The vision is larger: to be the global leader in customer experience automation. The phrase "customer experience automation" is ActiveCampaign's preferred framing for what it does - the idea that the full arc of a customer's relationship with a business can be shaped, sequenced, and improved through software. Not just email. Not just a funnel. The whole experience.

The culture seems to match the ambition in a functional way. Comparably ranked the company in the top 5% for team dynamics. Employees report looking forward to working with their colleagues. The leadership gets strong grades. None of this is remarkable on its own, but for a company that has grown through international expansion while maintaining a bootstrapped founder's ethos, it suggests the culture survived the scaling.
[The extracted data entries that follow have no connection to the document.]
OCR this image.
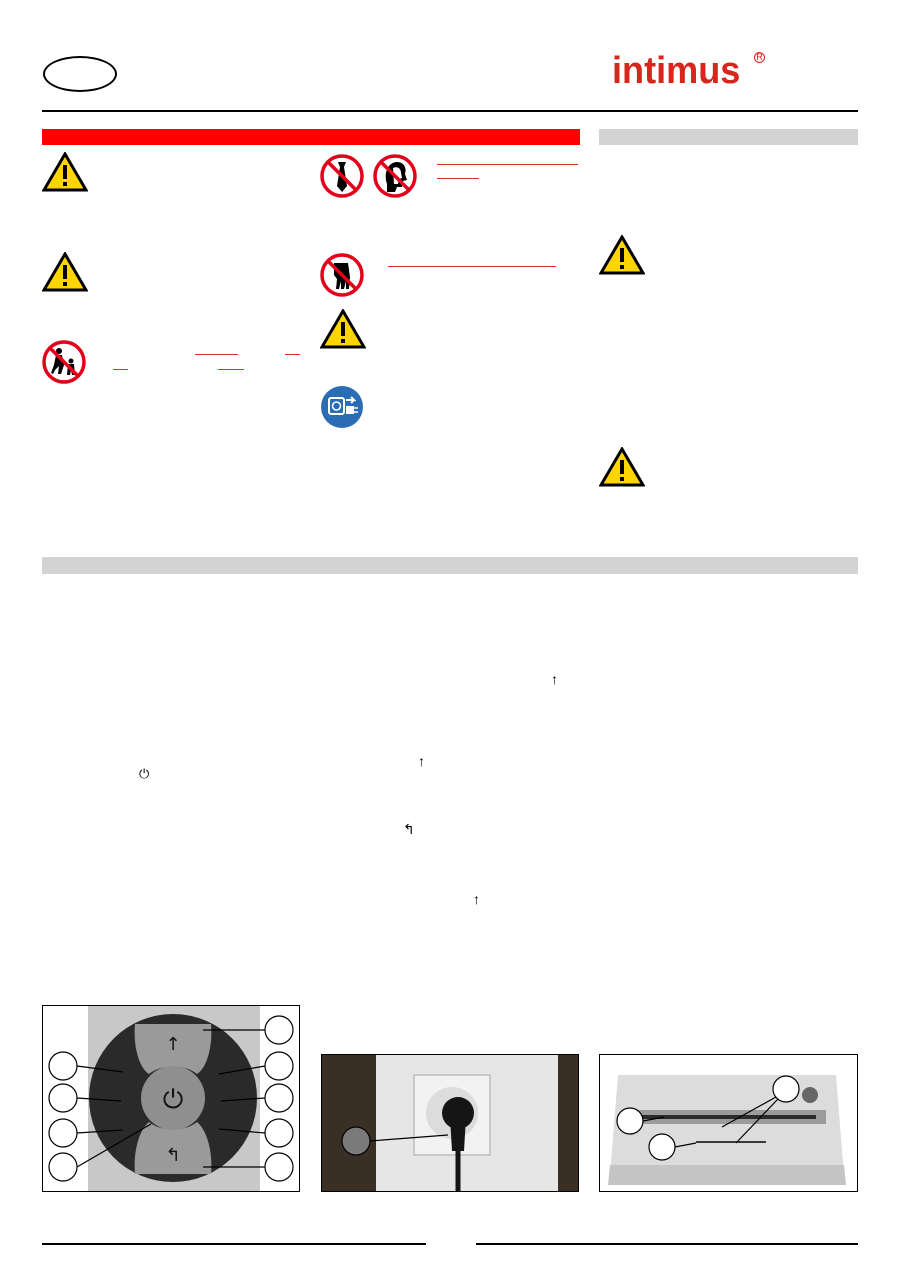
intimus R
↑
↑
⏻
↰
↑
↑
↰
⏻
When I first started ActiveCampaign, I handled every customer inquiry myself no matter the size. I'd spend hours making sure that customers got what they needed. And I saw early on what a huge difference it made in retention and referrals.

- Jason VandeBoom

The Business Owner at 9:14 AM, Revisited

Back to the 9:14 AM email. What's changed since 2003 is not the existence of email or the desire of businesses to reach their customers at scale. What's changed is who can do it well.

In 2003, sophisticated marketing automation required dedicated staff and enterprise software budgets. By 2016, when ActiveCampaign took its first outside funding, a small business could run meaningful automation for $9 a month. In 2026, with Active Intelligence running in the background, a business owner can have AI agents writing their campaigns, segmenting their lists, optimizing their send times, and following up with leads - while they focus on something else entirely.

That's the trajectory ActiveCampaign is riding. Every year, it becomes more capable and more accessible. The AI agents are the current frontier. Feedback Intelligence, the acquisition from February 2026, is designed to make those agents learn from their own performance - a system that gets better with use.

The competitors are not asleep. HubSpot is a formidable platform. Klaviyo owns ecommerce email. Mailchimp has brand recognition and Intuit's resources. But ActiveCampaign's advantage is structural: 23 years of building for small businesses means product decisions shaped by what actually works at that scale, not by what enterprise procurement teams approve.

The person watching the 9:14 AM email go out? They probably don't think about ActiveCampaign the way you'd think about Salesforce or SAP. They think about it the way they think about their best tool - something that does what it's supposed to do, runs in the background, and quietly earns its subscription every month. That, in the end, is the company's actual achievement: becoming invisible in the best way possible.

My advice is not to obsess over title. Instead, focus on what you find interesting and pursue that aggressively.